Wednesday, 5 May 2010


England 2009. Gangs of feral teens rule our streets, with guns, knives and alcohol-fueled acts of violence creating abject misery for those unlucky enough to merely breathe the same air.

Meet Harry Brown: ex Marine and old aged pensioner who visits his comatose wife in hospital, and enjoys a pint with close friend Leonard (David Bradley) just to remind himself he's still alive.
We're in the East End of London here, and it soon becomes apparent that the low life scum who see the area as their 'manor' are making life hell for the residents of a squalid council estate.

When Brown (beautifully played by Michael Caine) receives an urgent call summoning him to his wife's bedside, his decision not to take a shortcut through a nearby subway costs him the chance to bid his spouse one last goodbye.
Soon, Harry's life is blighted a second time and something inside him snaps, compelling him to wage a one-man war on the hoodlums who frequent the shadowy depths of the subway, and regularly invade the homes of frightened citizens.

HARRY BROWN has, inevitably, drawn comparison with Clint Eastwood's powerful GRAN TORINO and it's a worthwhile comparison with Eastwood's film more measured but not necessarily more passionate. Scorsese's TAXI DRIVER may also be a nostalgic line of reference; particularly the scene where Brown is shown an array of weapons during a tense encounter in a drug dealers den.
While some of the characters in this film are none too well drawn - particularly the forces of law & order - HARRY BROWN is ultimately a hard-hitting account of the way things are in a country crying out for a drastic change in the way we deal with what are quite simply monsters. Michael Caine excels as the OAP vigilante, inspiring a whole range of emotions and, I strongly suspect, a widespread fervent wish that more Harry Brown's would rise up and conduct a much-needed spring clean of our streets.
Yes, the violence is explicit at times and the language is way past industrial but there's a real humanity in evidence that is extremely moving.


  1. Thanks for the review, Steve. It's playing here in Los Angeles, and I'm hoping to take this in (in between my attempts at dodging my children's homework and future high school meetings, that is). Thanks for this.

  2. Nice review, Steve! I'm looking forward to this one, also but I'll probably have to wait 'till DVD to check it out.

  3. Saw this one last week at an advance screening preceded by a great q & a with Sir Michael Caine. Needless to say, Caine's appearance was far more worthwhile than the film. Caine was excellent, but something was missing dramatically that needed to be there to bridge the before and after of his breaking point. His transformation into a vigilante just was not convincing as it played in the film. This film's contrivances stood out all the more because it wanted so much to be taken as the real deal. The villains were one-dimensional and forgettable, the police procedural stuff was extraneous and felt like it was out of a mediocre telefilm (poor Emily Mortimer is wasted), the climax rang false and, again, felt like bad tv.

    The scene with the drug / gun dealers was fun, but was wholly unconvincing and ridiculous in a film that wants us to believe that it's the "real deal"--a drug den with a veritable marijuana forest and overdosing underaged girl, climaxing with senior citizen Caine coming out blazing (of course, he was a war hero and killed people 50+ years before in N. Ireland). It was all so completely over-the-top and absurd that the police, no matter how inept they're supposed to be, wouldn't have stumbled upon it.

    I did like the atonal synthesizer sounds used for the soundtrack, which would not have sounded out of place in one of the countless '70s-'80s vigilante flicks, which this film alternately pays homage to / rips off.
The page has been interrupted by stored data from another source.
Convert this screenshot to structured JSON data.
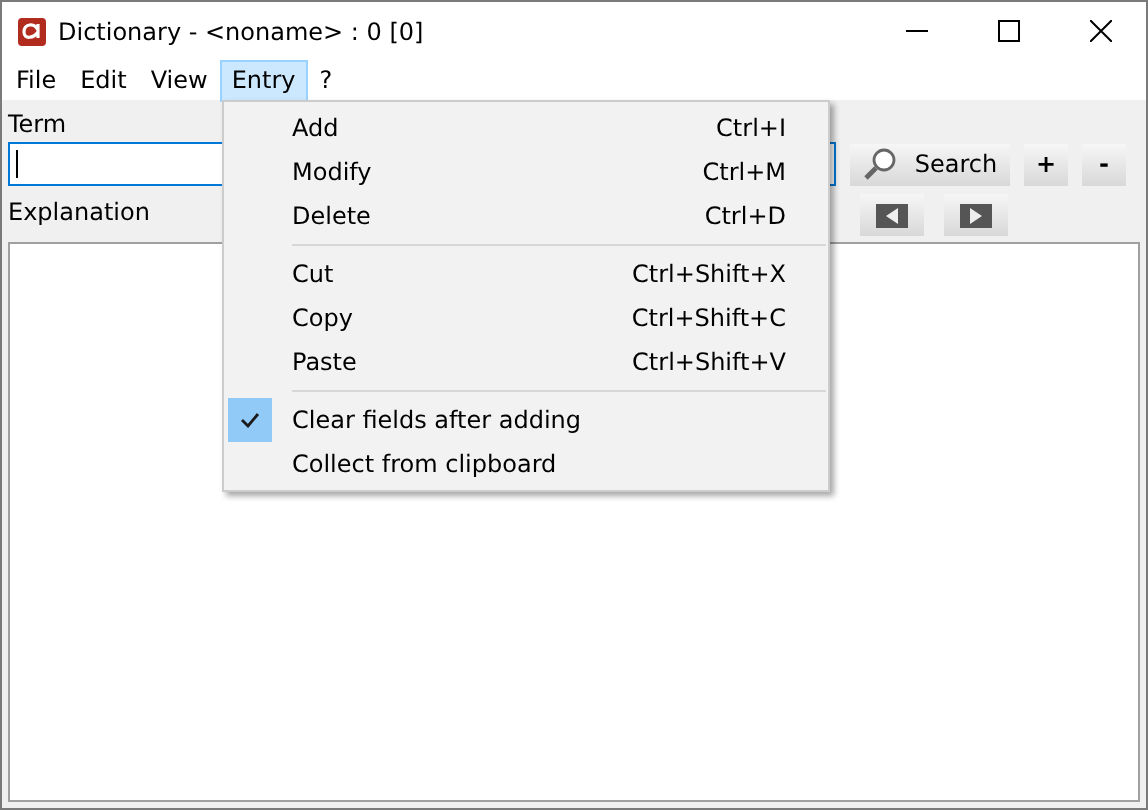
{
  "window": {
    "title": "Dictionary - <noname> : 0 [0]"
  },
  "menu_bar": [
    {
      "label": "File",
      "selected": false
    },
    {
      "label": "Edit",
      "selected": false
    },
    {
      "label": "View",
      "selected": false
    },
    {
      "label": "Entry",
      "selected": true
    },
    {
      "label": "?",
      "selected": false
    }
  ],
  "term": {
    "label": "Term"
  },
  "buttons": {
    "search": "Search",
    "add": "+",
    "remove": "-"
  },
  "explanation": {
    "label": "Explanation"
  },
  "entry_menu": [
    {
      "kind": "item",
      "label": "Add",
      "shortcut": "Ctrl+I",
      "checked": false
    },
    {
      "kind": "item",
      "label": "Modify",
      "shortcut": "Ctrl+M",
      "checked": false
    },
    {
      "kind": "item",
      "label": "Delete",
      "shortcut": "Ctrl+D",
      "checked": false
    },
    {
      "kind": "separator"
    },
    {
      "kind": "item",
      "label": "Cut",
      "shortcut": "Ctrl+Shift+X",
      "checked": false
    },
    {
      "kind": "item",
      "label": "Copy",
      "shortcut": "Ctrl+Shift+C",
      "checked": false
    },
    {
      "kind": "item",
      "label": "Paste",
      "shortcut": "Ctrl+Shift+V",
      "checked": false
    },
    {
      "kind": "separator"
    },
    {
      "kind": "item",
      "label": "Clear fields after adding",
      "checked": true
    },
    {
      "kind": "item",
      "label": "Collect from clipboard",
      "checked": false
    }
  ]
}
This is an exploitation film that wants to impart some important message when it should just do what it's supposed to do, which is show us young punks getting blasted by a pushed-to-the-limit old-timer.
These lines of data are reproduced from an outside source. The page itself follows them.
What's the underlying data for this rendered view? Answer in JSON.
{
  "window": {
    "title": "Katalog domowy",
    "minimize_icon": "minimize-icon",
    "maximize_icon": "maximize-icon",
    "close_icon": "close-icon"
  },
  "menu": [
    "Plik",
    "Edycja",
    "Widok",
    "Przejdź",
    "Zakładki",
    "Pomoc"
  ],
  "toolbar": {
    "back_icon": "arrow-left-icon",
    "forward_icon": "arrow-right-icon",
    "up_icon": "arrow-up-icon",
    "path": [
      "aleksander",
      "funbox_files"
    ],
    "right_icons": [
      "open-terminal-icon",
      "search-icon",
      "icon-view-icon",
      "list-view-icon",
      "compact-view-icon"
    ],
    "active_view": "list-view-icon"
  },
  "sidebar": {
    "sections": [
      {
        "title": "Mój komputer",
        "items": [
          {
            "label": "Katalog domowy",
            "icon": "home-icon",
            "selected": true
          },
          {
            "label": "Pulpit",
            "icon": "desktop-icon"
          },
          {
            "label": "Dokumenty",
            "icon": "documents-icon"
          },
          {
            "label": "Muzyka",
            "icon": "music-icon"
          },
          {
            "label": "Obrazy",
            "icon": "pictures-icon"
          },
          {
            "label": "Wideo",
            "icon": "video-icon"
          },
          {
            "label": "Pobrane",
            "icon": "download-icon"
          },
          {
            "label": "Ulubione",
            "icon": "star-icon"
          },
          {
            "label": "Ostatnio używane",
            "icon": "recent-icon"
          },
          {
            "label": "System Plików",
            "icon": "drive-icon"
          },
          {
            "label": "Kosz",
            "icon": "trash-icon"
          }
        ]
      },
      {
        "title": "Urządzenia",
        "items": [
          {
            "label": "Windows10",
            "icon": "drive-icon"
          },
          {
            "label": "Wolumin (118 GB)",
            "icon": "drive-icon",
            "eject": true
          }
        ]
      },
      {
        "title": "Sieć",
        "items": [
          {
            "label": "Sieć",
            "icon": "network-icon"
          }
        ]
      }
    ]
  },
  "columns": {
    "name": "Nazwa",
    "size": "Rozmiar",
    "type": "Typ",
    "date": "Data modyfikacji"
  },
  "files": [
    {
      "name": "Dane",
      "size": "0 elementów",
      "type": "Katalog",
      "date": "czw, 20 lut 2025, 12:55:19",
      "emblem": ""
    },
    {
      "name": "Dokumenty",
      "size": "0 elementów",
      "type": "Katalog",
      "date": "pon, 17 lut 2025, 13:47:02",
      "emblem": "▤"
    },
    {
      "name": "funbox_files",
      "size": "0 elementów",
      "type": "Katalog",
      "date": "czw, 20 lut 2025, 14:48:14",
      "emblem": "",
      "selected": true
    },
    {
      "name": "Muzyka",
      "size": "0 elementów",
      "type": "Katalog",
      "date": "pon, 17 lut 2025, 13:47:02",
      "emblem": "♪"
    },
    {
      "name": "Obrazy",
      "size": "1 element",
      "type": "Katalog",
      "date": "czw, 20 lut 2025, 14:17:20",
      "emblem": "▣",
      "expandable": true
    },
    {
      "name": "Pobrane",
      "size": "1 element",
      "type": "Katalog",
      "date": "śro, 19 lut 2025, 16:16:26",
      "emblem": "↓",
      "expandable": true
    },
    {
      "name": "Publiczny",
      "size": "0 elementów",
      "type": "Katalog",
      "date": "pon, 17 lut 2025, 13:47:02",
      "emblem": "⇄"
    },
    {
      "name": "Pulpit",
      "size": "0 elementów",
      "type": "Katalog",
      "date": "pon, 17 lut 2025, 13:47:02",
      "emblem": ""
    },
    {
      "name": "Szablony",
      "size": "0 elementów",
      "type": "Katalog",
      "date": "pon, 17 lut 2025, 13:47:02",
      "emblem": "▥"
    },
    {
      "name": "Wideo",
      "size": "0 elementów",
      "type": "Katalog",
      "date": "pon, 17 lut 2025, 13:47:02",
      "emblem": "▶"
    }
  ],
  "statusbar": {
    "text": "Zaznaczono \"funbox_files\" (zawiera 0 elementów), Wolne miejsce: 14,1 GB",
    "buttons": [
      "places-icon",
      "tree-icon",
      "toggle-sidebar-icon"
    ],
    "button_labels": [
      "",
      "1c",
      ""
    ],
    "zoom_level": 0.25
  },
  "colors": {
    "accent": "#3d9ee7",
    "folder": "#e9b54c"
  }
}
  4. Thanks, Michael. Hope time permits you get to see it.

    Thanks, JD. Hopefully, you'll get a DVD release very soon.
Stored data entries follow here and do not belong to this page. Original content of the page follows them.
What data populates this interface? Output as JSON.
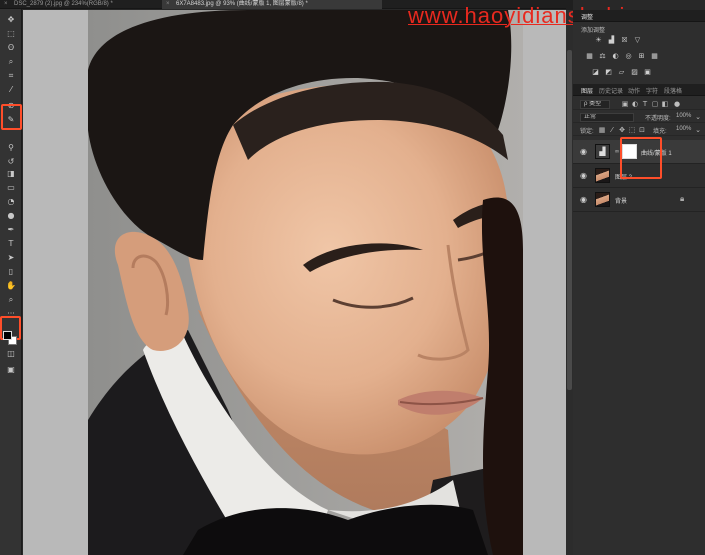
{
  "tabs": [
    {
      "title": "DSC_2879 (2).jpg @ 234%(RGB/8) *",
      "active": false
    },
    {
      "title": "6X7A8483.jpg @ 93% (曲线/蒙版 1, 图层蒙版/8) *",
      "active": true
    }
  ],
  "watermark": "www.haoyidianshehi.com",
  "tools": [
    {
      "name": "move-tool",
      "glyph": "✥"
    },
    {
      "name": "marquee-tool",
      "glyph": "⬚"
    },
    {
      "name": "lasso-tool",
      "glyph": "ʘ"
    },
    {
      "name": "quick-select-tool",
      "glyph": "⌕"
    },
    {
      "name": "crop-tool",
      "glyph": "⌗"
    },
    {
      "name": "eyedropper-tool",
      "glyph": "⁄"
    },
    {
      "name": "healing-tool",
      "glyph": "⊘"
    },
    {
      "name": "brush-tool",
      "glyph": "✎"
    },
    {
      "name": "clone-stamp-tool",
      "glyph": "⚲"
    },
    {
      "name": "history-brush-tool",
      "glyph": "↺"
    },
    {
      "name": "eraser-tool",
      "glyph": "◨"
    },
    {
      "name": "gradient-tool",
      "glyph": "▭"
    },
    {
      "name": "blur-tool",
      "glyph": "◔"
    },
    {
      "name": "dodge-tool",
      "glyph": "●"
    },
    {
      "name": "pen-tool",
      "glyph": "✒"
    },
    {
      "name": "type-tool",
      "glyph": "T"
    },
    {
      "name": "path-select-tool",
      "glyph": "➤"
    },
    {
      "name": "shape-tool",
      "glyph": "▯"
    },
    {
      "name": "hand-tool",
      "glyph": "✋"
    },
    {
      "name": "zoom-tool",
      "glyph": "⌕"
    },
    {
      "name": "more-tools",
      "glyph": "···"
    },
    {
      "name": "quick-mask-tool",
      "glyph": "◫"
    },
    {
      "name": "screen-mode-tool",
      "glyph": "▣"
    }
  ],
  "adjustments": {
    "tab_label": "调整",
    "add_label": "添加调整",
    "row1": [
      "☀",
      "▟",
      "☒",
      "▽"
    ],
    "row2": [
      "▦",
      "⚖",
      "◐",
      "◎",
      "⊞",
      "▦"
    ],
    "row3": [
      "◪",
      "◩",
      "▱",
      "▨",
      "▣"
    ]
  },
  "layers_panel": {
    "tabs": [
      "图层",
      "历史记录",
      "动作",
      "字符",
      "段落格"
    ],
    "kind_label": "ρ 类型",
    "blend_mode": "正常",
    "opacity_label": "不透明度:",
    "opacity_value": "100%",
    "lock_label": "锁定:",
    "fill_label": "填充:",
    "fill_value": "100%",
    "layers": [
      {
        "name": "曲线/蒙版 1",
        "visible": true,
        "selected": true,
        "type": "adjustment"
      },
      {
        "name": "图层 2",
        "visible": true,
        "selected": false,
        "type": "photo"
      },
      {
        "name": "背景",
        "visible": true,
        "selected": false,
        "type": "photo",
        "locked": true
      }
    ]
  },
  "colors": {
    "highlight": "#ff4e2a",
    "watermark": "#e8291f"
  }
}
    Thank you, Ned. You have raised some excellent points. I brought into Brown's transformation, though I can well see why others didn't. For me, Leonard's murder was the final straw. After all, Brown had no children to help him or confide in and his friend was just about all he had left. When the gang took Leonard from him, something snapped so I went with it.
    Fully agree re Emily. To her credit, she did the best with what she had.
    For me, the drug den came over as a tense encounter. Yes, it was OTT but sufficiently edgy to work.
    Many thanks, Ned, for taking time to post your take on the film. Some excellent observations.